Como é que se defende hoje o jornalismo?

Dizendo que é a única maneira de explicar não só o quê, onde e quem, mas também o como e o porquê do que vai acontecendo.

Que esperança vê no futuro? Vê o futuro com esperança, apesar de todas estas preocupações com a intolerância, com a democracia e com o jornalismo?

Sou um otimista. Todo este mundo digital é um mundo fantástico, que nos possibilita fazer muita coisa nova que não podíamos. Tem havido um progresso tecnológico que nos facilita muito a vida e, por isso, talvez ponha mais o acento tónico no porquê do que no quem, quando porque o porquê é talvez o mais importante.

O meu otimismo também vem de ver gerações novas com mais capacidade de crítica, com mais acesos à educação e espero que com mais exigência. É certo que essas novas gerações - e tenho netos de várias idades - parecem bastante desinteressados daquilo que nós, jornalistas, achamos que é importante que é o dia-a-dia, que é o que está a acontecer agora no Afeganistão, por exemplo, e têm o seu mundo próprio e circulam entre sites deles próprios.

É um bocadinho contraditório: num mundo em que temos possibilidade de ter toda a informação parece que há jovens que como que estão a afunilar informação

Por isso é que o meu otimismo está bastante temperado por ver como os jovens desaproveitam as oportunidades que têm de abrir horizontes e descobrir coisas novas. Mas também há jovens fantásticos que aproveitam as oportunidades, que nos trazem outras informações e sensações e músicas e arte. O meu mote é, como digo no livro, tentar que todos deixemos o mundo um pouco melhor do que o encontramos.

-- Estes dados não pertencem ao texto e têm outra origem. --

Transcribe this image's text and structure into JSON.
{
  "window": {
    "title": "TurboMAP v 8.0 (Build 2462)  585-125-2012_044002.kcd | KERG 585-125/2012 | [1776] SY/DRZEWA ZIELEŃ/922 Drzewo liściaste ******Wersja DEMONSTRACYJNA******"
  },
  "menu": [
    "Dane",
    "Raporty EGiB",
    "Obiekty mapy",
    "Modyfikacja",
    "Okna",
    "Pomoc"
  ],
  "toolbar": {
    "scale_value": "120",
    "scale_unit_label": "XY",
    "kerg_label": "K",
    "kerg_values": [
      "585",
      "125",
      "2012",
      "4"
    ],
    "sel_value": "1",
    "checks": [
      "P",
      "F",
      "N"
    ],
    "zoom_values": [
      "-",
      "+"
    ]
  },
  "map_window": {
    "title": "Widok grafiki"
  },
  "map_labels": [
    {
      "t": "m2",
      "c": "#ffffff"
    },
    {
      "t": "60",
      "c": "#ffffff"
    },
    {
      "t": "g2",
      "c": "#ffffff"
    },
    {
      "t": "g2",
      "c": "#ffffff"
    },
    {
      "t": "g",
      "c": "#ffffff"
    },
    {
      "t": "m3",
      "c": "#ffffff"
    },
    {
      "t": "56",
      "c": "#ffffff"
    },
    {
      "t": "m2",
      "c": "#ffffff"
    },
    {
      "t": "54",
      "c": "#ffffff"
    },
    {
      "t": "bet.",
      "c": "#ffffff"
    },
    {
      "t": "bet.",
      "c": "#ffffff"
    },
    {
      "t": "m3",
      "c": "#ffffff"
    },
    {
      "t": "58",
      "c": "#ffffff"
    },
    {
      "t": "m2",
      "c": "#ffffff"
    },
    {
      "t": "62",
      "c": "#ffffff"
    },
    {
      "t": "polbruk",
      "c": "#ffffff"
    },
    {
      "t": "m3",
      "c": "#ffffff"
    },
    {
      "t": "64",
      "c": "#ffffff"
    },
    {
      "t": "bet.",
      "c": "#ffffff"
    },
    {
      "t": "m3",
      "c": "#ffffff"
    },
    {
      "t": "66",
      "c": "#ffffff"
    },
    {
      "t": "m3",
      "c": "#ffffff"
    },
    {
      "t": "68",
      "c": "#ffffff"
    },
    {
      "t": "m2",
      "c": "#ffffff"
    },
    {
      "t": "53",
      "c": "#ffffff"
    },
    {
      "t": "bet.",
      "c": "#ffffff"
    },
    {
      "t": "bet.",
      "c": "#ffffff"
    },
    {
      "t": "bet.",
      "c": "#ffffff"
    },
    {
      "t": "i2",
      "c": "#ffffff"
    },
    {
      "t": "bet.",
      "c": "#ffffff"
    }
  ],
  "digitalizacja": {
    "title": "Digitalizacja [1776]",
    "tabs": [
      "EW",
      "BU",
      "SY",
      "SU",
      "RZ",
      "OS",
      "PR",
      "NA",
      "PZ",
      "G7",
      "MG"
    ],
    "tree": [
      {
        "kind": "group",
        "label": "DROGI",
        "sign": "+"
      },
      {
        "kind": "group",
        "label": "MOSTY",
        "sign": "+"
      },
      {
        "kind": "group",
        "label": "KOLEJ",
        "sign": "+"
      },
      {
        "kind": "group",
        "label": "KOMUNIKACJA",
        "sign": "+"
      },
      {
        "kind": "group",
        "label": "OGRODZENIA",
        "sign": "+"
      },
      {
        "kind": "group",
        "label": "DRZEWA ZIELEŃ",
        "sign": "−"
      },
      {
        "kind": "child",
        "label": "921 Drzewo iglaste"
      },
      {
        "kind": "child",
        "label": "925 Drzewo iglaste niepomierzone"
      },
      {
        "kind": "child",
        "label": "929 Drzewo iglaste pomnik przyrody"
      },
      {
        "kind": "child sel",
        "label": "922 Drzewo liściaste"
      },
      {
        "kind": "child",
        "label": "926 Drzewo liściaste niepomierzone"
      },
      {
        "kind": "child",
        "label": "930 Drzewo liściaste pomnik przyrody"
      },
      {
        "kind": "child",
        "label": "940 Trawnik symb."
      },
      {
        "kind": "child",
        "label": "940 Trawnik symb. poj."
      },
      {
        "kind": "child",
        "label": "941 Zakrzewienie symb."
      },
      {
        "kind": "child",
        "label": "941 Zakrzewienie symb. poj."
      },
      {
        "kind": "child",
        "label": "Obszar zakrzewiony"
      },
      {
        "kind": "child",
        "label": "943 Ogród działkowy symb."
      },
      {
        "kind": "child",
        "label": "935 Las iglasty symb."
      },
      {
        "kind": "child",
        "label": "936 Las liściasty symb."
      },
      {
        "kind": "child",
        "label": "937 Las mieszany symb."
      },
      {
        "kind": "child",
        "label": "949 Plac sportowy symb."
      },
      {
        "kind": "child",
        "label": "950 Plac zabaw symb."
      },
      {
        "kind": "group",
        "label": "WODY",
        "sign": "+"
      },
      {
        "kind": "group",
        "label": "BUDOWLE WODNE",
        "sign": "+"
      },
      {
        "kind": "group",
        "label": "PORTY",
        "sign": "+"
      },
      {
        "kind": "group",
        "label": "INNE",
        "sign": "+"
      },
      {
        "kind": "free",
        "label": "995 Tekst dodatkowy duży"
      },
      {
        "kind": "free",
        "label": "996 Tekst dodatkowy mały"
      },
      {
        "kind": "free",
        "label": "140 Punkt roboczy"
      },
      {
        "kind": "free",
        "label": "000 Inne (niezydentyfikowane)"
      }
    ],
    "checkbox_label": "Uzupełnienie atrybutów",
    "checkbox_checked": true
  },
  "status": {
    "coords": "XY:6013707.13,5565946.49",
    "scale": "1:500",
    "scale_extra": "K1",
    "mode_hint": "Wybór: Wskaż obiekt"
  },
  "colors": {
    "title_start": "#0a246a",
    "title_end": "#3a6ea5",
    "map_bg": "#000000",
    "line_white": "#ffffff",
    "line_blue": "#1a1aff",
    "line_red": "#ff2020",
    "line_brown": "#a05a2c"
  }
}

Também é capaz de olhar com otimismo para a Europa que tanto quis que Portugal integrasse?

A Europa não está concluída, falta muito. Sou partidário de uma união política mais forte, não apenas de economia e finanças, mas união política e também social e isso está longe de ser conseguido. Agora, com o Afeganistão e os refugiados estamos a ver diferenças de opinião muito graves que podem dividir a Europa, mas temos de lutar para a Europa não desmorone, o que seria um disparate. Somos cerca de 500 milhões, somos uma força económica e cultural fortíssima e é representando essa força e não vários países, uns maiores e outros mais pequenos, que conseguiremos que os nossos valores europeus sejam aceites fora de Portugal, fora da Europa, tendo em conta que em grande parte do mundo, por exemplo, não há liberdade de informação.